The assertional model tends to have overlap with the terminology model in a lot of standards. Many standard terminologies tend to imbed assertional knowledge within their terminology model and don’t make a distinction between definitional and assertional knowledge.

4. Procedural Model — can best be described as how we represent how we do something. Some good examples would be templates for documenting encounters, order sets, and even clinical decision support (CDS) rules. https://cds.ahrq.gov/cdsconnect

a. Documentation Templates (https://lhcforms.nlm.nih.gov/sdc)

For certain conditions or procedures, it is important to completely capture certain required or optional information. Documentation templates guide the user and ensure that the appropriate information is captured in an efficient and complete manner.

b.

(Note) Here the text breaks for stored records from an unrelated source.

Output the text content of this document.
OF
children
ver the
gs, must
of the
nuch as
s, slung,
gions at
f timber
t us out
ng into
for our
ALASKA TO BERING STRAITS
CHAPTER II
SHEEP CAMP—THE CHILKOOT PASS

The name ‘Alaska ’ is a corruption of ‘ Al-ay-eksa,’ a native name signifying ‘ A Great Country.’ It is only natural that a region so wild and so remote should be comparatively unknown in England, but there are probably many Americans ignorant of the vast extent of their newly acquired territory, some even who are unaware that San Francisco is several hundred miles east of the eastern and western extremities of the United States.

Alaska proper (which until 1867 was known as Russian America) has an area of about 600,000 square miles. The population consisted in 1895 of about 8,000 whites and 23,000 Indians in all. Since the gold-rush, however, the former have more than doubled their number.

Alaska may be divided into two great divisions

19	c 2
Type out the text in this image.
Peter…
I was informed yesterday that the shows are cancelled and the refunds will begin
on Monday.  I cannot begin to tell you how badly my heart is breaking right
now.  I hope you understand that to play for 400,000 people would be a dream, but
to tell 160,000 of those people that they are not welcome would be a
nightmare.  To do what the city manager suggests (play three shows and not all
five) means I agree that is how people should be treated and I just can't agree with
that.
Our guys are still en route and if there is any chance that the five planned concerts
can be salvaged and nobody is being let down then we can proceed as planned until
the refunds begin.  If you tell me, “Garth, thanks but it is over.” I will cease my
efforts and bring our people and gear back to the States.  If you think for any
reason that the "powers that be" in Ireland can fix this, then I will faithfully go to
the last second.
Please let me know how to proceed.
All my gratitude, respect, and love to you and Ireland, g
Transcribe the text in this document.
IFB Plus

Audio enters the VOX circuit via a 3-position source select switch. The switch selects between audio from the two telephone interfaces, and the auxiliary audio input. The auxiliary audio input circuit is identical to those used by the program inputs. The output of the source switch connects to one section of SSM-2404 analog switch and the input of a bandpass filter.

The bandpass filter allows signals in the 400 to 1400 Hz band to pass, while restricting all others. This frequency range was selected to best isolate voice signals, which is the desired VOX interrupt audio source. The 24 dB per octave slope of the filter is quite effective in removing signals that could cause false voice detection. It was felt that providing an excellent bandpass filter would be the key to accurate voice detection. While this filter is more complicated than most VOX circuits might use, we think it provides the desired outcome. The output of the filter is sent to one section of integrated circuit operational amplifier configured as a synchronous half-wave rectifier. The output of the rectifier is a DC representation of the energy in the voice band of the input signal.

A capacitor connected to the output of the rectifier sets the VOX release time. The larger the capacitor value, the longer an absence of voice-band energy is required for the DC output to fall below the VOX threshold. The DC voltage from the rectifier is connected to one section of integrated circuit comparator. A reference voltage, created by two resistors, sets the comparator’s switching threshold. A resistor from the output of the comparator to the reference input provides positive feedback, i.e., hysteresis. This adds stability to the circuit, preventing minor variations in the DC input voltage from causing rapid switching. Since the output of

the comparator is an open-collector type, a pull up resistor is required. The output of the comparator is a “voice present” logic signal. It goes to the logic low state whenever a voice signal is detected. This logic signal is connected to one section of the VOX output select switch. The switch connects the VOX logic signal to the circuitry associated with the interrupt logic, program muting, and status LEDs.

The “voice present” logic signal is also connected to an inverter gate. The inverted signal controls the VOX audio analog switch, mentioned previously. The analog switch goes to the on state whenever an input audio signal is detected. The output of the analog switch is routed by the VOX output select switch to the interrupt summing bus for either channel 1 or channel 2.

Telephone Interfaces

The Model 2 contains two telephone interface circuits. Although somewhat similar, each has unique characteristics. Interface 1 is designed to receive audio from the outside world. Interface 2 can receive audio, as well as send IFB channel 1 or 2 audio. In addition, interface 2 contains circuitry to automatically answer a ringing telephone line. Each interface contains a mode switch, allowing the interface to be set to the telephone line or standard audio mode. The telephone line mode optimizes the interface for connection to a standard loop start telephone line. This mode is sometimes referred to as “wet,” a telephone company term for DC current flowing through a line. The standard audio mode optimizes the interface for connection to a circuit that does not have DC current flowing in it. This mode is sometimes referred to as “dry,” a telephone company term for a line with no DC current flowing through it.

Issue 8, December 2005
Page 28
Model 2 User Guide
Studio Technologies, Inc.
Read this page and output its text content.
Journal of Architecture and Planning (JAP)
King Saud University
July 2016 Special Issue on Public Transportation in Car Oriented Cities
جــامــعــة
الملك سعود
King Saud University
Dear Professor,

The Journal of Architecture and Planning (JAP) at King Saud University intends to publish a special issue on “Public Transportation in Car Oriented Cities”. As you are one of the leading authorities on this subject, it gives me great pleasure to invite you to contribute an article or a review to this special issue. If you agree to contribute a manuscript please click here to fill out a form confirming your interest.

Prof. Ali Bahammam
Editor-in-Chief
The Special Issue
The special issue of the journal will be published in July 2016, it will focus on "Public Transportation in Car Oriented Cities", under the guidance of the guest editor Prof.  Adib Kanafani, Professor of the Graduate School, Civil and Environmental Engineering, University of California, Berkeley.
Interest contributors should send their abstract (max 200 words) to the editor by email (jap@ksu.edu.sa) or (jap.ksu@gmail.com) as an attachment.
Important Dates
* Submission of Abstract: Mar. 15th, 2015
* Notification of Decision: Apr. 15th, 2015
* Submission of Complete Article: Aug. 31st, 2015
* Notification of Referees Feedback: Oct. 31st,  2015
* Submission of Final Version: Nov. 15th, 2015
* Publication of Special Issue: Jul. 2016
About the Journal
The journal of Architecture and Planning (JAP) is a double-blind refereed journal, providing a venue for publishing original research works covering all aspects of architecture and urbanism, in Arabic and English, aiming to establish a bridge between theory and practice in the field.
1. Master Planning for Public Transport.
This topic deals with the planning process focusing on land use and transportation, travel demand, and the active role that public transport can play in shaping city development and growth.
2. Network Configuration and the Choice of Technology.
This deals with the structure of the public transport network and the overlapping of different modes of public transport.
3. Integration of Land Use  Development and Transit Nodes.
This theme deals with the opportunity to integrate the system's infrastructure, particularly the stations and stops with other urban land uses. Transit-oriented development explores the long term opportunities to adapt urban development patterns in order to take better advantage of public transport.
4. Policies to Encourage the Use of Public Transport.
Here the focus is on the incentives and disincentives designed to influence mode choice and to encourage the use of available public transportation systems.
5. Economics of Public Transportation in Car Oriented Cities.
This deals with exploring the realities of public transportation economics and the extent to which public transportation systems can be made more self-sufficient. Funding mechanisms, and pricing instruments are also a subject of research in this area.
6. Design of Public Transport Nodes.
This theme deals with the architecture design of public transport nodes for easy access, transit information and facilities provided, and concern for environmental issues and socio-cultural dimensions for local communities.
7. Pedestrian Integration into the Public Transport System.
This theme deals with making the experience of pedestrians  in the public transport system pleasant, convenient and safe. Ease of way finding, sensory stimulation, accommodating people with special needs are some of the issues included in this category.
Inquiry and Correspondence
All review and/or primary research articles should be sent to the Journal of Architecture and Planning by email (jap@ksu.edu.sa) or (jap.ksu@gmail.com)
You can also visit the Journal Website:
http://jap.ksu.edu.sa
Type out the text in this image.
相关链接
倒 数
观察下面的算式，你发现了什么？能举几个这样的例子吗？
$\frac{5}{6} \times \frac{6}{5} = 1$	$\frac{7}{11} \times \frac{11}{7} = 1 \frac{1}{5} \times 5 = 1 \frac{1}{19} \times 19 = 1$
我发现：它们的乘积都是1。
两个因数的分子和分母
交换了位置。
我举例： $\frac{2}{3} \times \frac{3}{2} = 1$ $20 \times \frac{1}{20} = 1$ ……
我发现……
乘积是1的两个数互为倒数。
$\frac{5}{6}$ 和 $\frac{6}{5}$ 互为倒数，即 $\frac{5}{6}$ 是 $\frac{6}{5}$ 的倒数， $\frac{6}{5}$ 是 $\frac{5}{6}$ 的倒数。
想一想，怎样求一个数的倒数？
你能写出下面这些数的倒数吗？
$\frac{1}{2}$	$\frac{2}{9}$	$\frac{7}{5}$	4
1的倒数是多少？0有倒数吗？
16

Event-Condition-Action Rules

Event-Condition-Action Rules (ECA rule) can be incorporated into a system and help drive further actions in the treatment or documentation of a patient. ECA rules follow this logic: “On an event, if the condition is true, then an action is performed”.

c. Order Sets

Order sets are pre-defined groups of orders used as a checklist for clinicians when dealing with a patient in a specific clinical context or stage of care.

Summary

Using standards to represent the terminology, statement, assertional, and procedural models can help to prevent data silos by easing the ability to exchange data. By separating the various models and avoiding overlaps we can ensure that the data is used consistently across the various disparate systems. This leads to better data quality and makes the data understandable and reusable once it is consumed by another system.